Represent senor data of district heating network using contrastive learning

Type: Project

Status: running

Supervisors: Siming Bayer, Adithya Ramachandran, Andreas Maier

According to the European Commissions, heating and cooling in buildings and industry take up half of the total EU energy consumption [1]. One of the state-of-the-art thermal energy supply infrastructures is the district heating network, which is widespread in middle and north Europe. Thus, a robust and efficient management of energy supply trough out district heating networks has significant impact on reducing the greenhouse gas emission. In the last decades, smart sensors, such as pressure or consumption sensors, have been utilized to monitor the condition of the networks, therefore providing a solid basis for further data-driven approaches addressing various tasks, e.g., heat load prediction, automated anomaly detection etc.

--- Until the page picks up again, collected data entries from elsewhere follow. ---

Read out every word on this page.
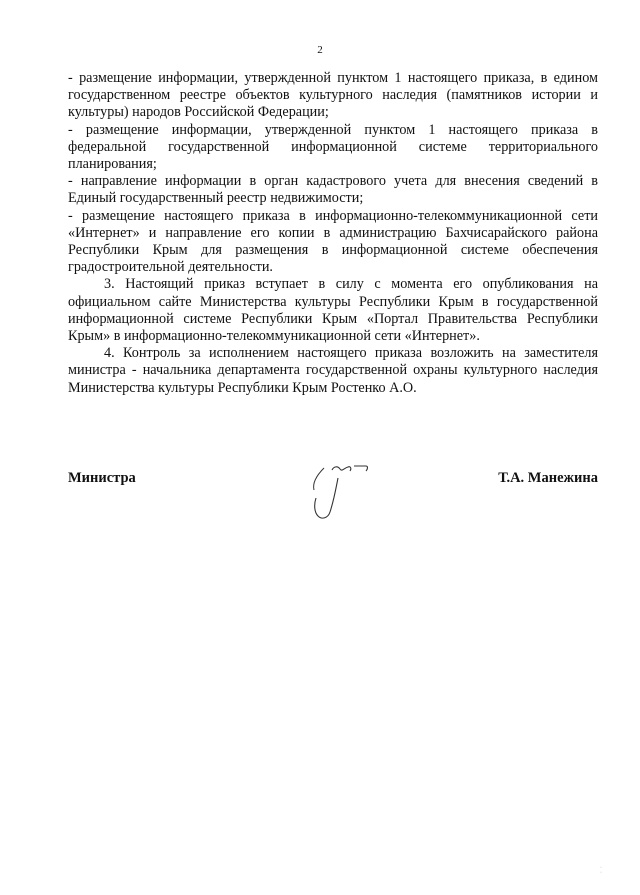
2

- размещение информации, утвержденной пунктом 1 настоящего приказа, в едином государственном реестре объектов культурного наследия (памятников истории и культуры) народов Российской Федерации;

- размещение информации, утвержденной пунктом 1 настоящего приказа в федеральной государственной информационной системе территориального планирования;

- направление информации в орган кадастрового учета для внесения сведений в Единый государственный реестр недвижимости;

- размещение настоящего приказа в информационно-телекоммуникационной сети «Интернет» и направление его копии в администрацию Бахчисарайского района Республики Крым для размещения в информационной системе обеспечения градостроительной деятельности.

3. Настоящий приказ вступает в силу с момента его опубликования на официальном сайте Министерства культуры Республики Крым в государственной информационной системе Республики Крым «Портал Правительства Республики Крым» в информационно-телекоммуникационной сети «Интернет».

4. Контроль за исполнением настоящего приказа возложить на заместителя министра - начальника департамента государственной охраны культурного наследия Министерства культуры Республики Крым Ростенко А.О.

Министра	Т.А. Манежина
·
·
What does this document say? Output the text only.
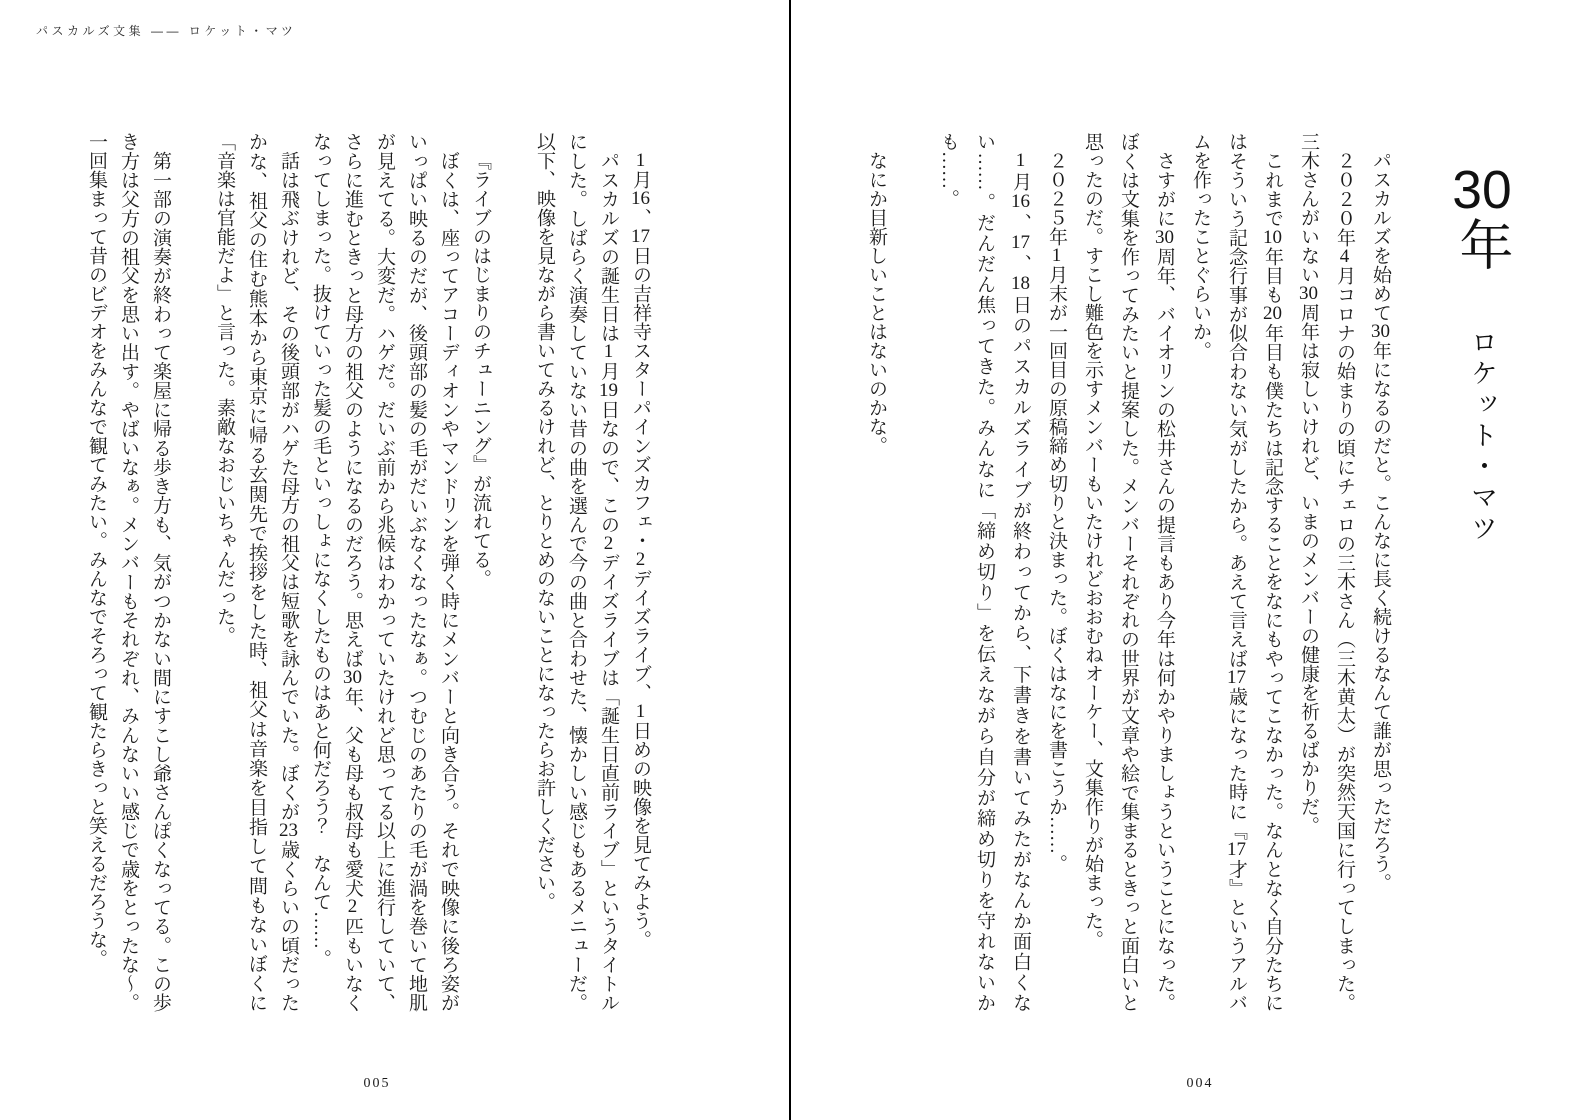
パスカルズ文集 ―― ロケット・マツ

1月16、17日の吉祥寺スターパインズカフェ・2デイズライブ、1日めの映像を見てみよう。

パスカルズの誕生日は1月19日なので、この2デイズライブは「誕生日直前ライブ」というタイトルにした。しばらく演奏していない昔の曲を選んで今の曲と合わせた、懐かしい感じもあるメニューだ。以下、映像を見ながら書いてみるけれど、とりとめのないことになったらお許しください。

『ライブのはじまりのチューニング』が流れてる。

ぼくは、座ってアコーディオンやマンドリンを弾く時にメンバーと向き合う。それで映像に後ろ姿がいっぱい映るのだが、後頭部の髪の毛がだいぶなくなったなぁ。つむじのあたりの毛が渦を巻いて地肌が見えてる。大変だ。ハゲだ。だいぶ前から兆候はわかっていたけれど思ってる以上に進行していて、さらに進むときっと母方の祖父のようになるのだろう。思えば30年、父も母も叔母も愛犬2匹もいなくなってしまった。抜けていった髪の毛といっしょになくしたものはあと何だろう？　なんて……。

話は飛ぶけれど、その後頭部がハゲた母方の祖父は短歌を詠んでいた。ぼくが23歳くらいの頃だったかな、祖父の住む熊本から東京に帰る玄関先で挨拶をした時、祖父は音楽を目指して間もないぼくに「音楽は官能だよ」と言った。素敵なおじいちゃんだった。

第一部の演奏が終わって楽屋に帰る歩き方も、気がつかない間にすこし爺さんぽくなってる。この歩き方は父方の祖父を思い出す。やばいなぁ。メンバーもそれぞれ、みんないい感じで歳をとったな〜。一回集まって昔のビデオをみんなで観てみたい。みんなでそろって観たらきっと笑えるだろうな。

005
30年ロケット・マツ

パスカルズを始めて30年になるのだと。こんなに長く続けるなんて誰が思っただろう。

２０２０年4月コロナの始まりの頃にチェロの三木さん（三木黄太）が突然天国に行ってしまった。三木さんがいない30周年は寂しいけれど、いまのメンバーの健康を祈るばかりだ。

これまで10年目も20年目も僕たちは記念することをなにもやってこなかった。なんとなく自分たちにはそういう記念行事が似合わない気がしたから。あえて言えば17歳になった時に『17才』というアルバムを作ったことぐらいか。

さすがに30周年、バイオリンの松井さんの提言もあり今年は何かやりましょうということになった。ぼくは文集を作ってみたいと提案した。メンバーそれぞれの世界が文章や絵で集まるときっと面白いと思ったのだ。すこし難色を示すメンバーもいたけれどおおむねオーケー、文集作りが始まった。

２０２５年1月末が一回目の原稿締め切りと決まった。ぼくはなにを書こうか……。

1月16、17、18日のパスカルズライブが終わってから、下書きを書いてみたがなんか面白くない……。だんだん焦ってきた。みんなに「締め切り」を伝えながら自分が締め切りを守れないかも……。

なにか目新しいことはないのかな。

004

With the latest advances of machine learning and deep learning, data-driven approaches have gained more importance and applicability for improving the efficiency of district heating networks. Although many works have been proposed for heat load prediction [2, 3] or anomaly detection [4] to date, a fundamental challenge remains the learning of universal representation for time series. Recently, contrastive learning paradigm has been adapted for the learning tasks with time series [5]. However, the proposed works haven´t been validated with real-world sensor data of district heating network. In this work, we are aiming at finding appropriate representation using contrastive learning for real-world sensor data acquired from district heating network. The thesis should consist of the following aspects:

  1. Literature review of contrastive learning for time series
  2. Analysis and understanding of real-world sensor data
  3. Develop and implement contrastive learning framework for district heating network
  4. Evaluate the proposed method(s)

[1] European Commission, Heating and cooling. 2018

[2] Xue et al., District Heating Load Prediction Algorithm Based on Feature Fusion LSTM Model. Energies 2019, 12, 2122.

[3] Chatterjee et al., Prediction of Household-level Heat-Consumption using PSO enhanced SVR Model, NeurIPS 2021 Workshop on Tackling Climate Change with Machine Learning, Dec. 2021.

[4] F. Zhang and H. Fleyeh, “Anomaly Detection of Heat Energy Usage in District Heating Substations Using LSTM based Variational Autoencoder Combined with Physical Model,” 2020 15th IEEE Conference on Industrial Electronics and Applications (ICIEA), 2020, pp. 153-158, doi: 10.1109/ICIEA48937.2020.9248108.

[5] Yue et al., TS2Vec: Towards Universal Representation of Time Series. arXiv:2106.10466. Feb.2022.